A structured set of objections, weighed in public.

Desk editor's note, referee report, simulated authors' rebuttal, and a circularity audit. Tearing a paper down is the easy half of reading it; the pith above is the substance, this is the friction.

Desk Editor's Note private letter to a colleague

SkillLens adds a workable adaptive verifier and hierarchy on top of skill libraries with some benchmark gains, but the sublinear cost claim rests on an untested sparse mismatch assumption.

read the letter

SkillLens organizes skills into a four-layer graph of policies, strategies, procedures, and primitives, then uses semantic retrieval followed by degree-corrected random walk expansion and a verifier that picks accept, decompose, rewrite, or skip for each piece. The evolutionary update to both the skills and the verifier is meant to improve routing over time. That specific mix of mixed-granularity routing plus local adaptation is the clearest new element relative to flat skill libraries in prior agent work. The reported results are straightforward: up to 6.31 points higher Acc@1 on bug localization and success rate rising from 45% to 51.31% on ALFWorld, which shows the approach can help on the tested tasks. The paper does a reasonable job laying out the retrieval and decision flow in plain terms. The main weakness is that the sublinear cost guarantee depends on the sparse mismatch assumption, yet the work does not report measured mismatch rates or densities on MuLocbench or ALFWorld. Without that data, it is hard to know whether the random-walk plus verifier overhead stays below the cost of full rewriting when mismatches are more common. Details on how the verifier is trained and what the validation objective actually optimizes are also missing from the description, so the monotonic improvement claim cannot be checked directly. This paper is aimed at people building LLM agents for software or embodied tasks who already use skill libraries and want a more selective reuse mechanism. A practitioner or applied researcher would get concrete ideas from the architecture and the numbers, even if they would want to test the cost assumption themselves. I would send it to peer review because the mechanism is concrete enough to be worth checking with full details and any added experiments on mismatch frequency.

Referee Report

2 major / 2 minor

Summary. The manuscript introduces SkillLens, a hierarchical skill-evolution framework for LLM agents. Skills are organized into a four-layer graph (policies, strategies, procedures, primitives). Given a task, the system retrieves semantically relevant seeds, expands them via degree-corrected random walk, and applies a verifier to decide acceptance, decomposition, rewriting, or skipping of components. It further employs an evolutionary update to refine skills and the verifier over time. The paper claims that mixed-granularity adaptation incurs sublinear cost under sparse mismatch assumptions, that the evolutionary rule monotonically improves the validation objective until a local optimum, and that the approach yields empirical gains (up to 6.31 pp Acc@1 on bug localization; agent success rate rising from 45.00% to 51.31%) over skill-based baselines on MuLocbench and ALFWorld.

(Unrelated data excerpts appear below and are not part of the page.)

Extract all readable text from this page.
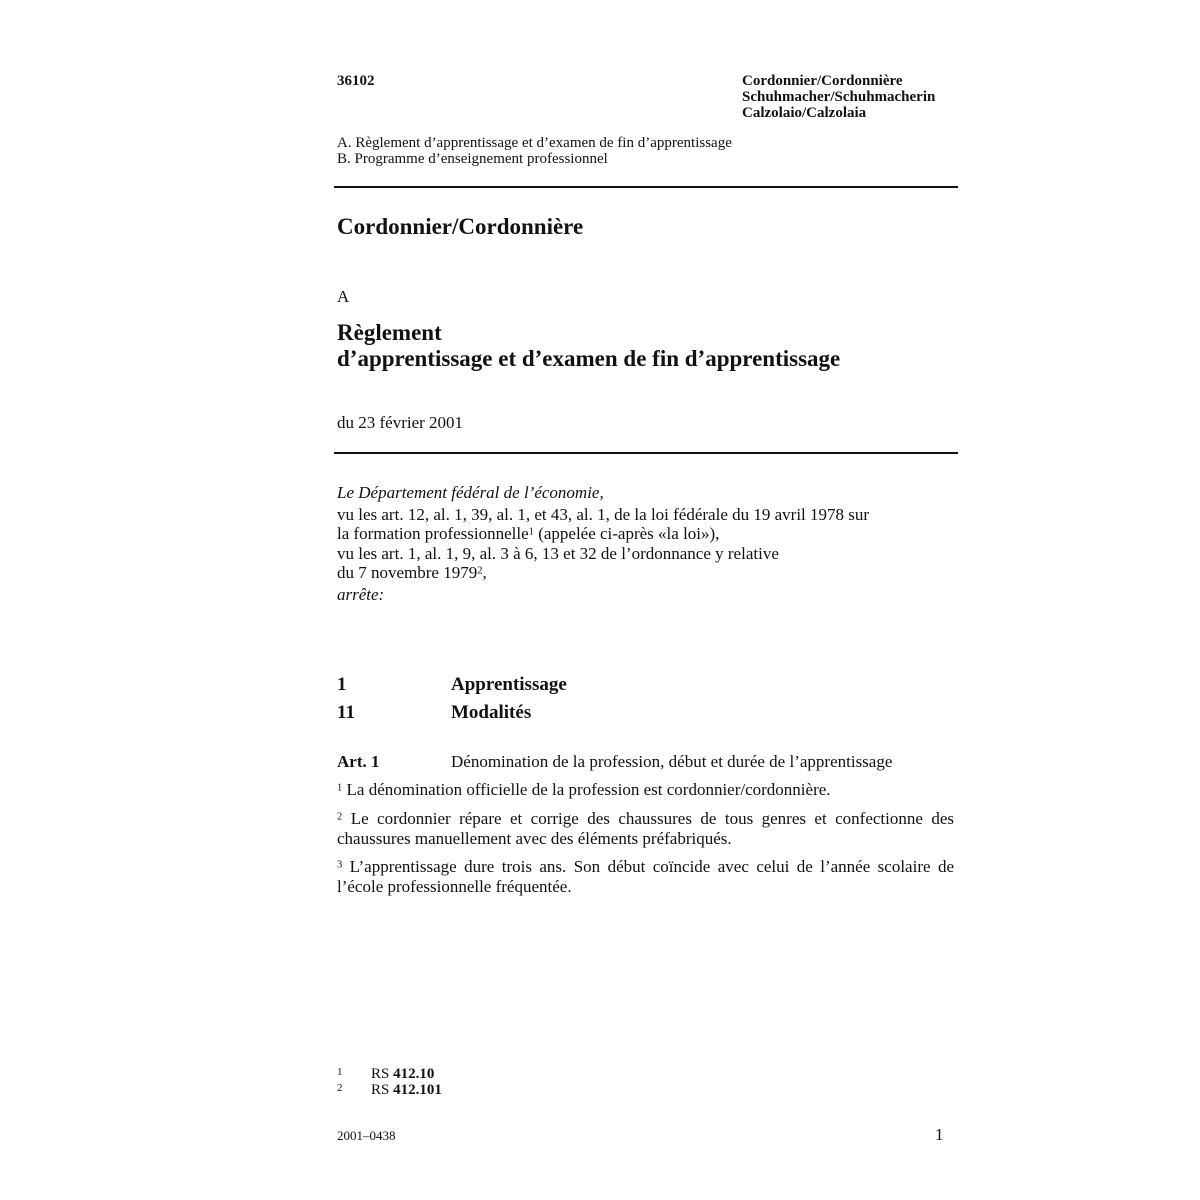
36102	Cordonnier/Cordonnière
Schuhmacher/Schuhmacherin
Calzolaio/Calzolaia
A. Règlement d’apprentissage et d’examen de fin d’apprentissage
B. Programme d’enseignement professionnel
Cordonnier/Cordonnière
A
Règlement
d’apprentissage et d’examen de fin d’apprentissage
du 23 février 2001
Le Département fédéral de l’économie,
vu les art. 12, al. 1, 39, al. 1, et 43, al. 1, de la loi fédérale du 19 avril 1978 sur
la formation professionnelle$^1$ (appelée ci-après «la loi»),
vu les art. 1, al. 1, 9, al. 3 à 6, 13 et 32 de l’ordonnance y relative
du 7 novembre 1979$^2$,
arrête:
1	Apprentissage
11	Modalités
Art. 1	Dénomination de la profession, début et durée de l’apprentissage
$^1$ La dénomination officielle de la profession est cordonnier/cordonnière.
$^2$ Le cordonnier répare et corrige des chaussures de tous genres et confectionne des chaussures manuellement avec des éléments préfabriqués.
$^3$ L’apprentissage dure trois ans. Son début coïncide avec celui de l’année scolaire de l’école professionnelle fréquentée.
1 RS 412.10
2 RS 412.101
2001–0438	1
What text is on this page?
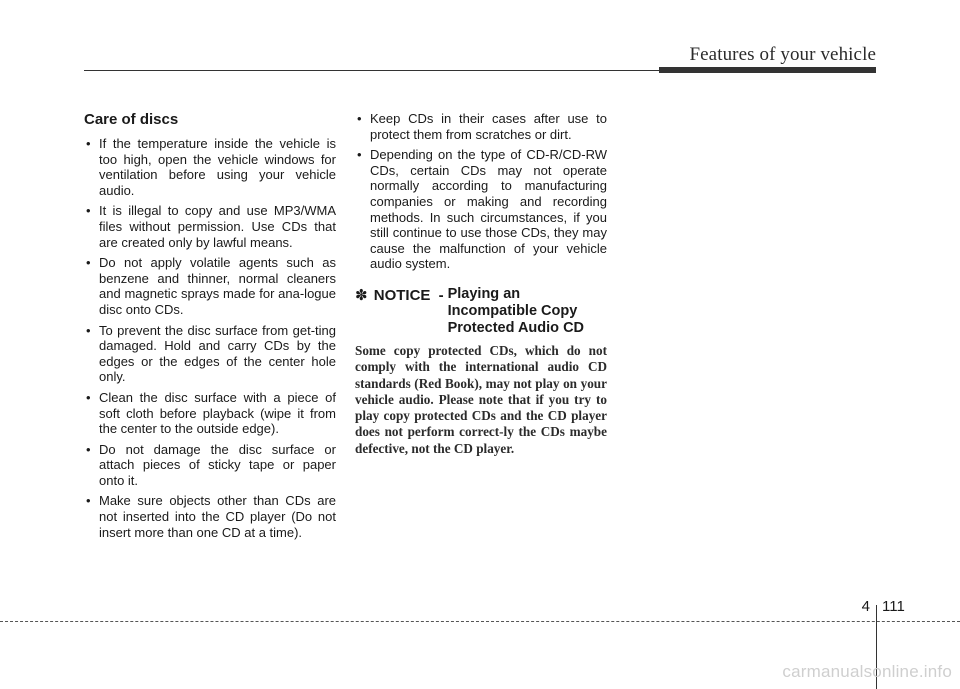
Features of your vehicle
Care of discs
• If the temperature inside the vehicle is too high, open the vehicle windows for ventilation before using your vehicle audio.
• It is illegal to copy and use MP3/WMA files without permission. Use CDs that are created only by lawful means.
• Do not apply volatile agents such as benzene and thinner, normal cleaners and magnetic sprays made for ana-logue disc onto CDs.
• To prevent the disc surface from get-ting damaged. Hold and carry CDs by the edges or the edges of the center hole only.
• Clean the disc surface with a piece of soft cloth before playback (wipe it from the center to the outside edge).
• Do not damage the disc surface or attach pieces of sticky tape or paper onto it.
• Make sure objects other than CDs are not inserted into the CD player (Do not insert more than one CD at a time).
• Keep CDs in their cases after use to protect them from scratches or dirt.
• Depending on the type of CD-R/CD-RW CDs, certain CDs may not operate normally according to manufacturing companies or making and recording methods. In such circumstances, if you still continue to use those CDs, they may cause the malfunction of your vehicle audio system.
✽ NOTICE - Playing an
Incompatible Copy
Protected Audio CD
Some copy protected CDs, which do not comply with the international audio CD standards (Red Book), may not play on your vehicle audio. Please note that if you try to play copy protected CDs and the CD player does not perform correct-ly the CDs maybe defective, not the CD player.
4 111
carmanualsonline.info
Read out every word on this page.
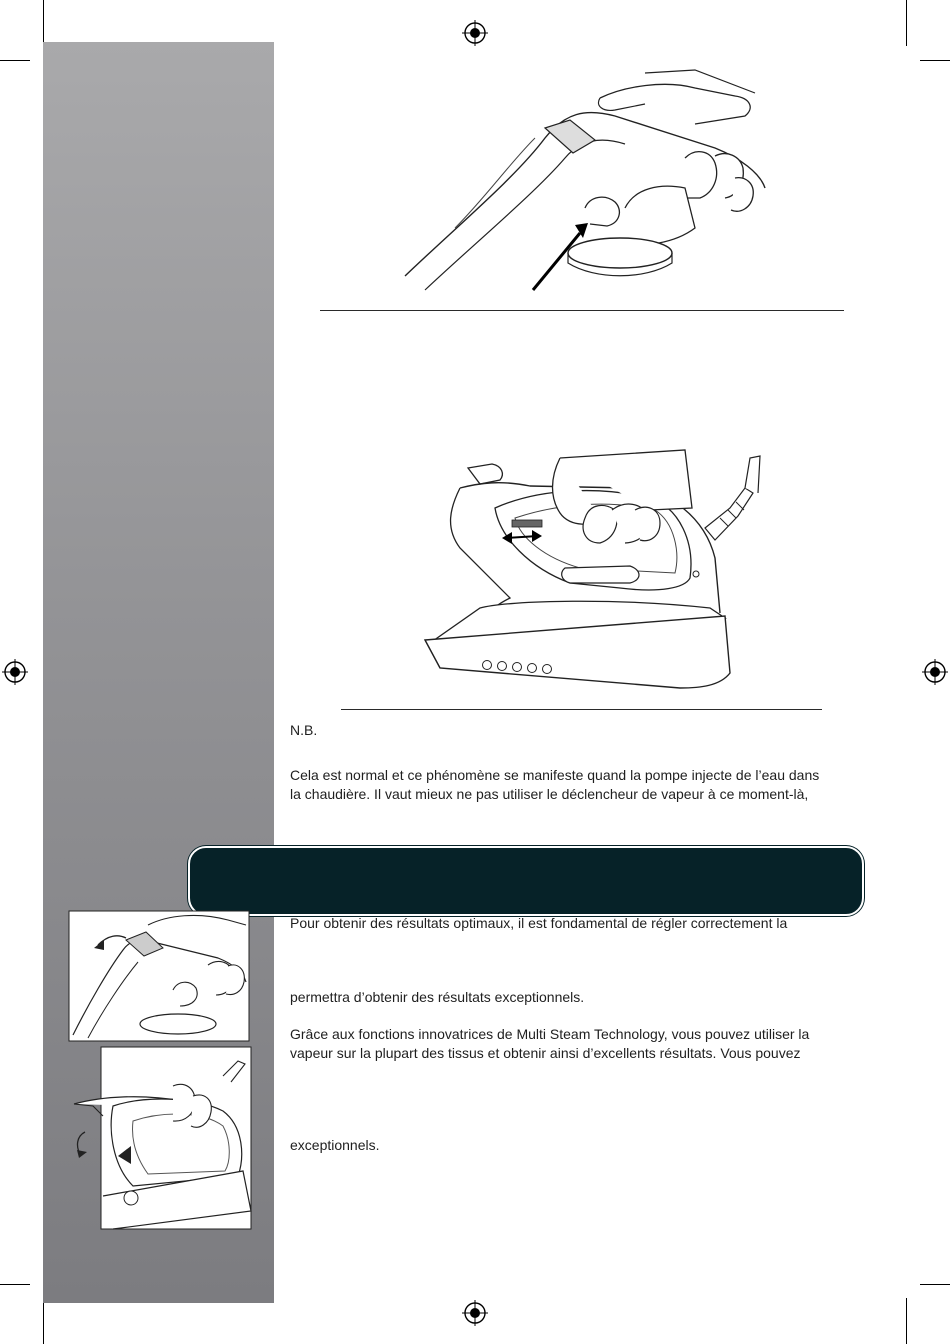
N.B.
Cela est normal et ce phénomène se manifeste quand la pompe injecte de l’eau dans
la chaudière. Il vaut mieux ne pas utiliser le déclencheur de vapeur à ce moment-là,
Pour obtenir des résultats optimaux, il est fondamental de régler correctement la
permettra d’obtenir des résultats exceptionnels.
Grâce aux fonctions innovatrices de Multi Steam Technology, vous pouvez utiliser la
vapeur sur la plupart des tissus et obtenir ainsi d’excellents résultats. Vous pouvez
exceptionnels.
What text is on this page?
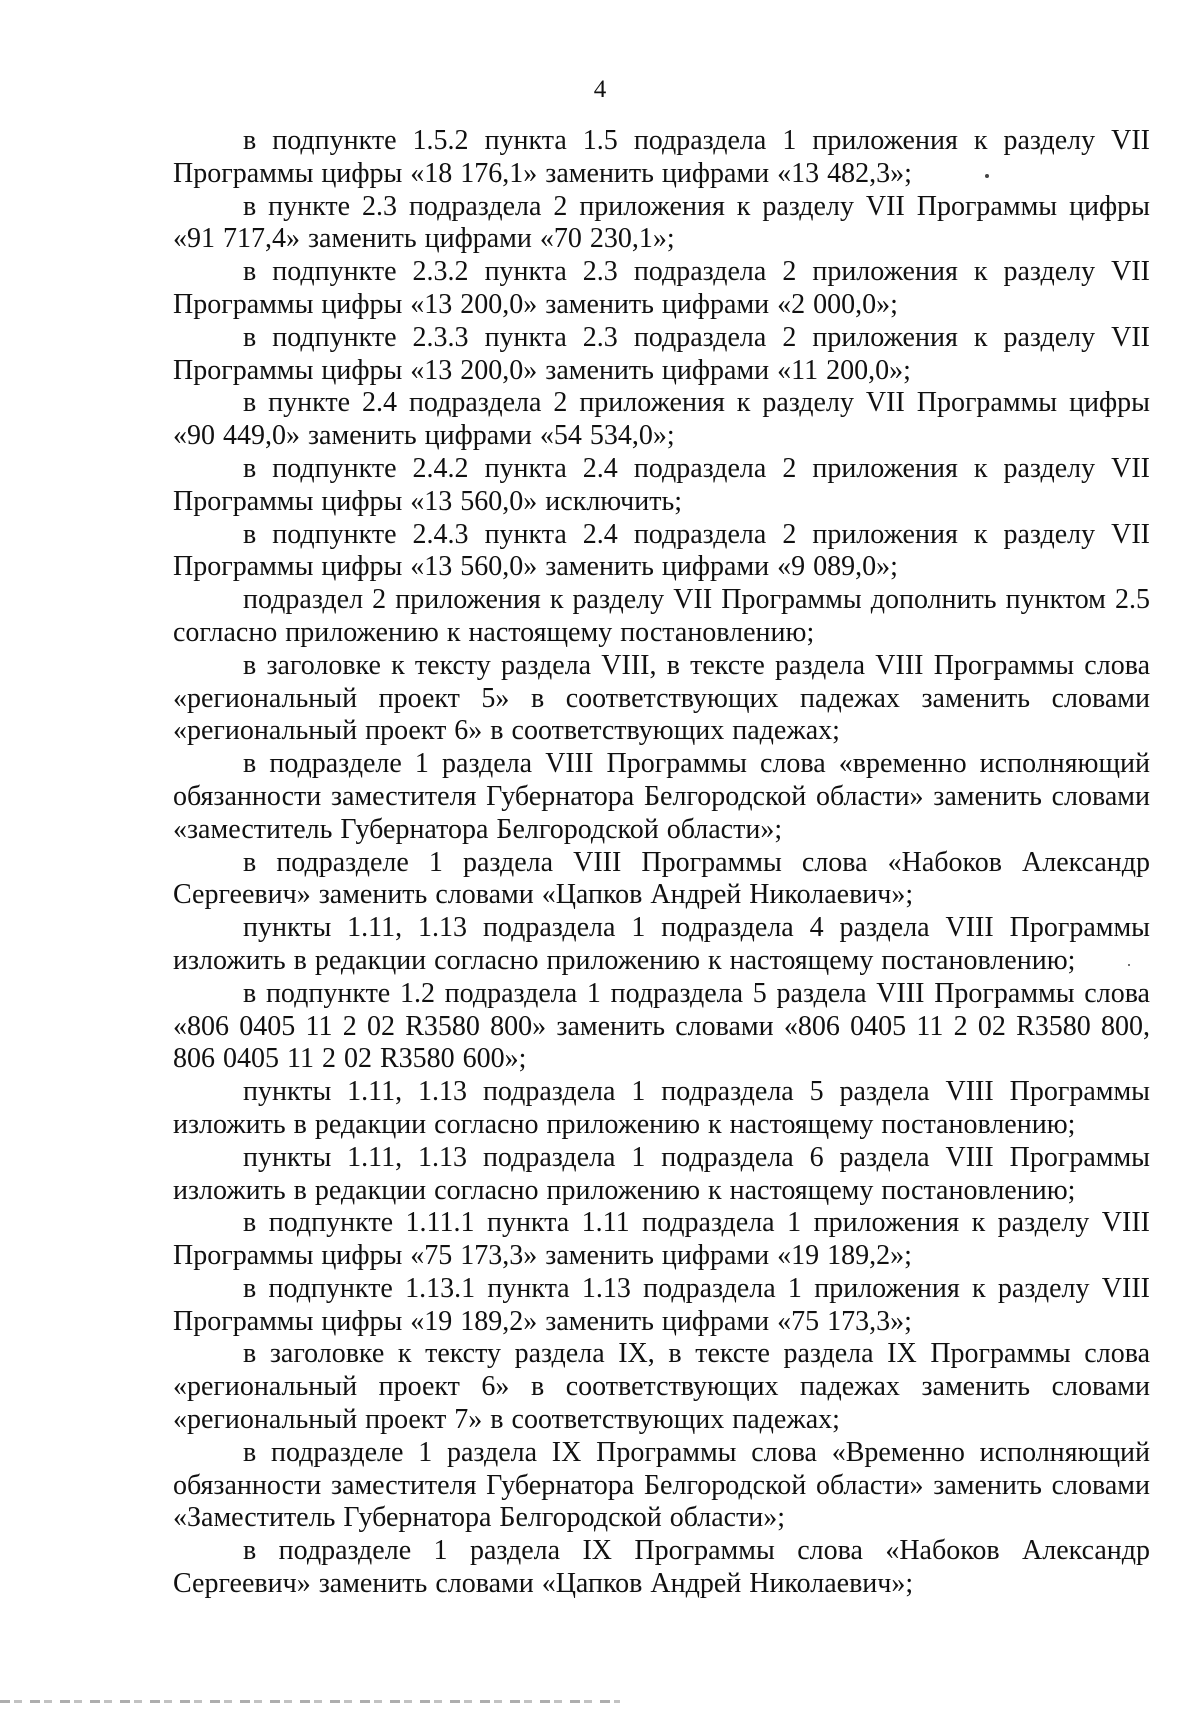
4

в подпункте 1.5.2 пункта 1.5 подраздела 1 приложения к разделу VII Программы цифры «18 176,1» заменить цифрами «13 482,3»;

в пункте 2.3 подраздела 2 приложения к разделу VII Программы цифры «91 717,4» заменить цифрами «70 230,1»;

в подпункте 2.3.2 пункта 2.3 подраздела 2 приложения к разделу VII Программы цифры «13 200,0» заменить цифрами «2 000,0»;

в подпункте 2.3.3 пункта 2.3 подраздела 2 приложения к разделу VII Программы цифры «13 200,0» заменить цифрами «11 200,0»;

в пункте 2.4 подраздела 2 приложения к разделу VII Программы цифры «90 449,0» заменить цифрами «54 534,0»;

в подпункте 2.4.2 пункта 2.4 подраздела 2 приложения к разделу VII Программы цифры «13 560,0» исключить;

в подпункте 2.4.3 пункта 2.4 подраздела 2 приложения к разделу VII Программы цифры «13 560,0» заменить цифрами «9 089,0»;

подраздел 2 приложения к разделу VII Программы дополнить пунктом 2.5 согласно приложению к настоящему постановлению;

в заголовке к тексту раздела VIII, в тексте раздела VIII Программы слова «региональный проект 5» в соответствующих падежах заменить словами «региональный проект 6» в соответствующих падежах;

в подразделе 1 раздела VIII Программы слова «временно исполняющий обязанности заместителя Губернатора Белгородской области» заменить словами «заместитель Губернатора Белгородской области»;

в подразделе 1 раздела VIII Программы слова «Набоков Александр Сергеевич» заменить словами «Цапков Андрей Николаевич»;

пункты 1.11, 1.13 подраздела 1 подраздела 4 раздела VIII Программы изложить в редакции согласно приложению к настоящему постановлению;

в подпункте 1.2 подраздела 1 подраздела 5 раздела VIII Программы слова «806 0405 11 2 02 R3580 800» заменить словами «806 0405 11 2 02 R3580 800, 806 0405 11 2 02 R3580 600»;

пункты 1.11, 1.13 подраздела 1 подраздела 5 раздела VIII Программы изложить в редакции согласно приложению к настоящему постановлению;

пункты 1.11, 1.13 подраздела 1 подраздела 6 раздела VIII Программы изложить в редакции согласно приложению к настоящему постановлению;

в подпункте 1.11.1 пункта 1.11 подраздела 1 приложения к разделу VIII Программы цифры «75 173,3» заменить цифрами «19 189,2»;

в подпункте 1.13.1 пункта 1.13 подраздела 1 приложения к разделу VIII Программы цифры «19 189,2» заменить цифрами «75 173,3»;

в заголовке к тексту раздела IX, в тексте раздела IX Программы слова «региональный проект 6» в соответствующих падежах заменить словами «региональный проект 7» в соответствующих падежах;

в подразделе 1 раздела IX Программы слова «Временно исполняющий обязанности заместителя Губернатора Белгородской области» заменить словами «Заместитель Губернатора Белгородской области»;

в подразделе 1 раздела IX Программы слова «Набоков Александр Сергеевич» заменить словами «Цапков Андрей Николаевич»;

Significance. If the sparse-mismatch assumption and verifier reliability hold, SkillLens would provide a principled mechanism for cost-efficient, local skill adaptation in LLM agents, reducing the need for full rewrites while maintaining relevance. The empirical gains and the combination of hierarchical retrieval with evolutionary refinement could influence the design of scalable long-term memory systems for agents.

major comments (2)

[Abstract / Theoretical analysis] Abstract and theoretical analysis section: The sublinear cost guarantee is load-bearing for the cost-efficiency claim and rests on the sparse mismatch assumption (most skill components already match the new task). No measurements of mismatch density (fraction of visited units requiring decomposition/rewrite/skip) are reported on MuLocbench or ALFWorld. Without such grounding, the degree-corrected random walk plus per-unit verifier overhead may exceed the cost of full rewriting when mismatches are dense, directly undermining the reported success-rate improvements.
[Theoretical analysis] Theoretical analysis section: The claim that the evolutionary update rule monotonically improves the validation objective is asserted without a definition of the validation objective, details on verifier training, or demonstration that the objective is independent of the system's own outputs. This leaves the monotonicity result vulnerable to circularity.

minor comments (2)

[Abstract] Abstract: The four layers are named but their precise definitions and inter-layer relations are not summarized; a one-sentence clarification would improve readability.
[Experiments] Experiments section: The description of baselines and whether they receive equivalent total token budgets or verifier calls is unclear; explicit resource-matched comparisons would strengthen the empirical claims.

Simulated Author's Rebuttal

2 responses · 0 unresolved

We thank the referee for the constructive and detailed feedback. We address each major comment below and describe the revisions we will incorporate to strengthen the manuscript.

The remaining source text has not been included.